Отчего его мать шептала эти слова? Она не была особенно верующим человеком, в церковь не ходила, только то и делала, что красила яйца на Пасху да заглядывала на деревенское кладбище, где лежали недалеко друг от друга предки Дорожкина по ее линии да по линии отца и сам отец и где собиралась однажды оказаться и она сама. Зачем же она шептала эти слова, ведь не для того, чтобы выползти из какой-то беды, а и тогда, когда беды никакой не было? Или для того, чтобы ее и не случилось? Впрочем, однажды он ее спросил об этом. В шестом или седьмом классе, когда сидел у телевизора, а мать стояла у стола с утюгом и привычно шевелила губами.
— Мам, зачем ты молишься, все ж хорошо?
Она посмотрела на него с улыбкой, перевела взгляд на телевизор, отшутилась:
— Видишь, канатоходец идет? Идет и машет веерами, от воздуха отталкивается, чтобы не упасть? У него веера, а у меня молитва.
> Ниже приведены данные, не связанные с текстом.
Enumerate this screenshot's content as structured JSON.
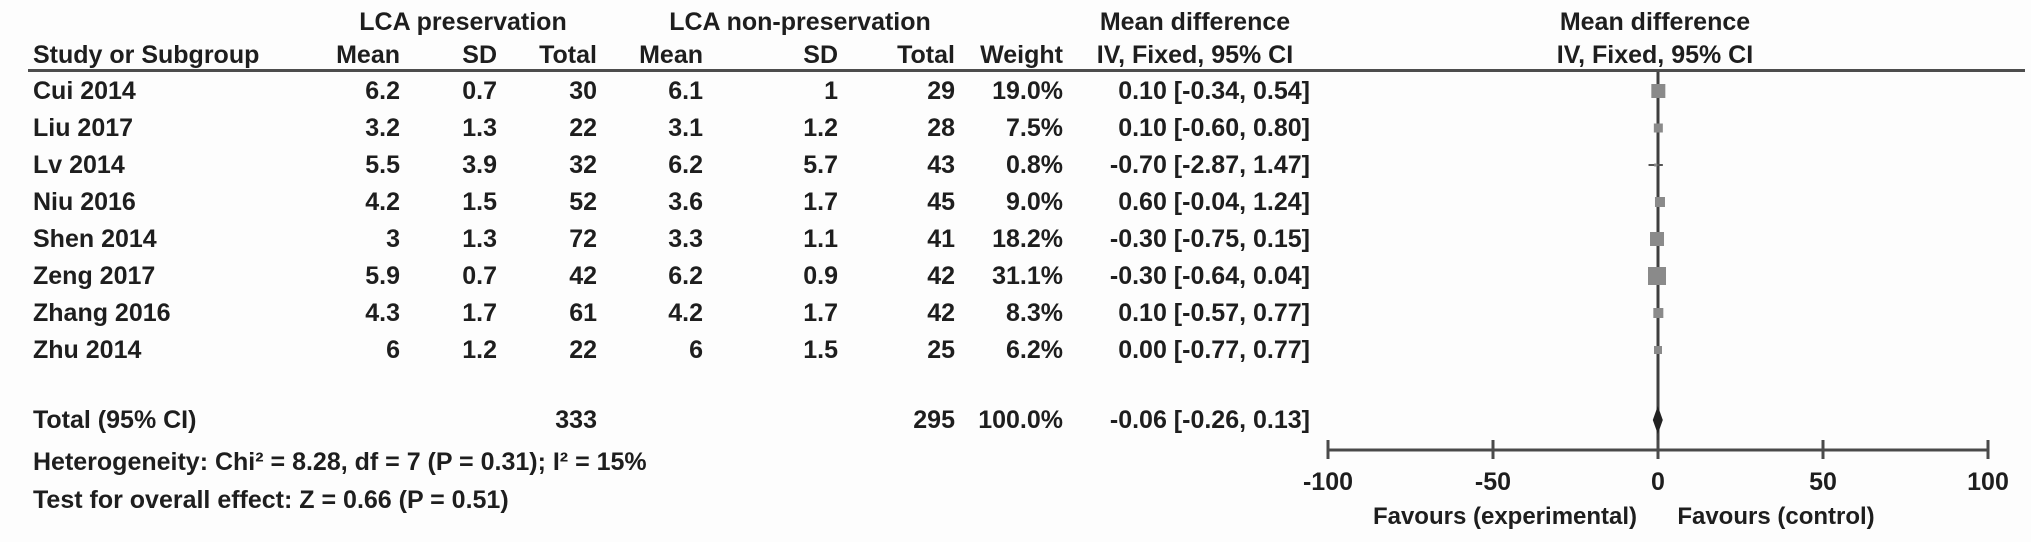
{
  "header": {
    "group1": "LCA preservation",
    "group2": "LCA non-preservation",
    "mean_difference_left": "Mean difference",
    "mean_difference_right": "Mean difference",
    "method_left": "IV, Fixed, 95% CI",
    "method_right": "IV, Fixed, 95% CI",
    "columns": {
      "study": "Study or Subgroup",
      "mean": "Mean",
      "sd": "SD",
      "total": "Total",
      "weight": "Weight"
    }
  },
  "rows": [
    {
      "study": "Cui 2014",
      "mean1": "6.2",
      "sd1": "0.7",
      "total1": "30",
      "mean2": "6.1",
      "sd2": "1",
      "total2": "29",
      "weight": "19.0%",
      "ci": "0.10 [-0.34, 0.54]"
    },
    {
      "study": "Liu 2017",
      "mean1": "3.2",
      "sd1": "1.3",
      "total1": "22",
      "mean2": "3.1",
      "sd2": "1.2",
      "total2": "28",
      "weight": "7.5%",
      "ci": "0.10 [-0.60, 0.80]"
    },
    {
      "study": "Lv 2014",
      "mean1": "5.5",
      "sd1": "3.9",
      "total1": "32",
      "mean2": "6.2",
      "sd2": "5.7",
      "total2": "43",
      "weight": "0.8%",
      "ci": "-0.70 [-2.87, 1.47]"
    },
    {
      "study": "Niu 2016",
      "mean1": "4.2",
      "sd1": "1.5",
      "total1": "52",
      "mean2": "3.6",
      "sd2": "1.7",
      "total2": "45",
      "weight": "9.0%",
      "ci": "0.60 [-0.04, 1.24]"
    },
    {
      "study": "Shen 2014",
      "mean1": "3",
      "sd1": "1.3",
      "total1": "72",
      "mean2": "3.3",
      "sd2": "1.1",
      "total2": "41",
      "weight": "18.2%",
      "ci": "-0.30 [-0.75, 0.15]"
    },
    {
      "study": "Zeng 2017",
      "mean1": "5.9",
      "sd1": "0.7",
      "total1": "42",
      "mean2": "6.2",
      "sd2": "0.9",
      "total2": "42",
      "weight": "31.1%",
      "ci": "-0.30 [-0.64, 0.04]"
    },
    {
      "study": "Zhang 2016",
      "mean1": "4.3",
      "sd1": "1.7",
      "total1": "61",
      "mean2": "4.2",
      "sd2": "1.7",
      "total2": "42",
      "weight": "8.3%",
      "ci": "0.10 [-0.57, 0.77]"
    },
    {
      "study": "Zhu 2014",
      "mean1": "6",
      "sd1": "1.2",
      "total1": "22",
      "mean2": "6",
      "sd2": "1.5",
      "total2": "25",
      "weight": "6.2%",
      "ci": "0.00 [-0.77, 0.77]"
    }
  ],
  "total_row": {
    "label": "Total (95% CI)",
    "total1": "333",
    "total2": "295",
    "weight": "100.0%",
    "ci": "-0.06 [-0.26, 0.13]"
  },
  "footer": {
    "heterogeneity": "Heterogeneity: Chi² = 8.28, df = 7 (P = 0.31); I² = 15%",
    "overall_effect": "Test for overall effect: Z = 0.66 (P = 0.51)"
  },
  "chart_data": {
    "type": "forest",
    "title": "Mean difference",
    "method": "IV, Fixed, 95% CI",
    "studies": [
      "Cui 2014",
      "Liu 2017",
      "Lv 2014",
      "Niu 2016",
      "Shen 2014",
      "Zeng 2017",
      "Zhang 2016",
      "Zhu 2014"
    ],
    "effects": [
      0.1,
      0.1,
      -0.7,
      0.6,
      -0.3,
      -0.3,
      0.1,
      0.0
    ],
    "ci_low": [
      -0.34,
      -0.6,
      -2.87,
      -0.04,
      -0.75,
      -0.64,
      -0.57,
      -0.77
    ],
    "ci_high": [
      0.54,
      0.8,
      1.47,
      1.24,
      0.15,
      0.04,
      0.77,
      0.77
    ],
    "weights_pct": [
      19.0,
      7.5,
      0.8,
      9.0,
      18.2,
      31.1,
      8.3,
      6.2
    ],
    "group1_totals": [
      30,
      22,
      32,
      52,
      72,
      42,
      61,
      22
    ],
    "group2_totals": [
      29,
      28,
      43,
      45,
      41,
      42,
      42,
      25
    ],
    "total_effect": -0.06,
    "total_ci": [
      -0.26,
      0.13
    ],
    "total_n_group1": 333,
    "total_n_group2": 295,
    "axis_ticks": [
      -100,
      -50,
      0,
      50,
      100
    ],
    "axis_range": [
      -100,
      100
    ],
    "xlabel_left": "Favours (experimental)",
    "xlabel_right": "Favours (control)",
    "marker_color": "#8a8a8a",
    "line_color": "#4a4a4a",
    "diamond_color": "#222222"
  }
}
— Мам, он же по канату идет.
— И я по канату, сынок…
В голове зазвенело. Свет четырех свечей давно уже слился в отрезок огненной реки, и шелест молитвы казался шелестом ее волн, как вдруг шелест обратился в звон и колышущееся пламя обратилось в звон. И все вокруг этого звона стало чернотой, и Дорожкин смотрел на нее сверху, хотя и сам был ее частью. И вся эта чернота была не сама по себе, а чернью от черных теней, которые копошились в ней, извиваясь и переплетаясь, и он, вместо того чтобы выкликнуть имя Колывановой, или Дубровской, или Мигалкина, или еще кого-нибудь, вдруг прошептал:
— Шепелев Владимир.
И тьма стала серостью. Он стоял в серой трубе. Тьма осталась за спиной, но не тьма из теней, а полновесная густая мертвая темнота. Под ногами, вокруг, над головой исходили черными каплями своды трубы. А впереди серым диском сияла та же чернота, но нагретая до немыслимой температуры. Дорожкин прикрыл лицо рукой, потому что начало сильно припекать, вдохнул горячий, обжигающий ноздри воздух и медленно двинулся вперед. Перед ним метрах в десяти что-то лежало. Сначала это казалось грудой мусора, потом очертаниями человеческого тела, потом…
Незнакомец лежал навзничь, прижав к лицу ладони со скрюченными пальцами, когти на которых казались звериными, но вся прочая безвольная, умерщвленная плоть крепкого молодого мужика оставалась человеческой и никакой иной. Тем более что ни единого клочка ткани на теле не было, и, если бы не восковой цвет трупа, его вполне можно было бы принять за дремлющего в неподходящем месте натуриста. Впрочем, нет. Из груди незнакомца, в центре осыпающегося пеплом пятна, что-то торчало. Дорожкин опустился на корточки, пригляделся и в сером струящемся свете разглядел. Это была короткая обожженная палка, на которой черными угольными линиями выделялось на фоне лопнувшей и скрутившейся от жара коры: «Дорожкин Е. К.».
Еще не вполне понимая, что это значит, он коснулся палки, удивился ее холоду и выдернул ее из трупа. И в то же мгновение под сводами трубы раздался протяжный стон, как будто развязался тугой узел, скрученный из конечностей замученного существа, в лицо Дорожкину ударил жар, и он полетел куда-то во тьму, успев заметить, что серый диск приблизился и сожрал останки.
Глава 5
Молельная и парная
— Ты смотри-ка, — удивленно протянула Маргарита на следующий день, отдавая папку Дорожкину. — И в самом деле, имени Шепелева нет. Что сделал? И почему не побрился? Почему ресницы и волосы опалены?
— Едва не проспал, — ответил Дорожкин, морщась от какой-то странной, навалившейся на него слабости.
— Тебя от недосыпа трясет? — Она словно задавала вопросы, на которые не ждала ответов.
— Сон страшный приснился, — ответил Дорожкин, который вывалился из черной трубы и распластался среди оплывших свечей и давно умолкшего метронома только в половине девятого утра.
— Таких снов не бывает, — спокойно произнесла Маргарита. И добавила через секунду: — Опаляющих снов не бывает. Нашел Шепелева? Где он?
— Нет его больше, — неожиданно для себя признался Дорожкин. — Труба. С одной стороны черная, с другой серая, горячая. Он был внутри. Я… коснулся его. Серая сторона его пожрала, меня вышвырнуло через черную. Обдало жаром. Опалило, наверное.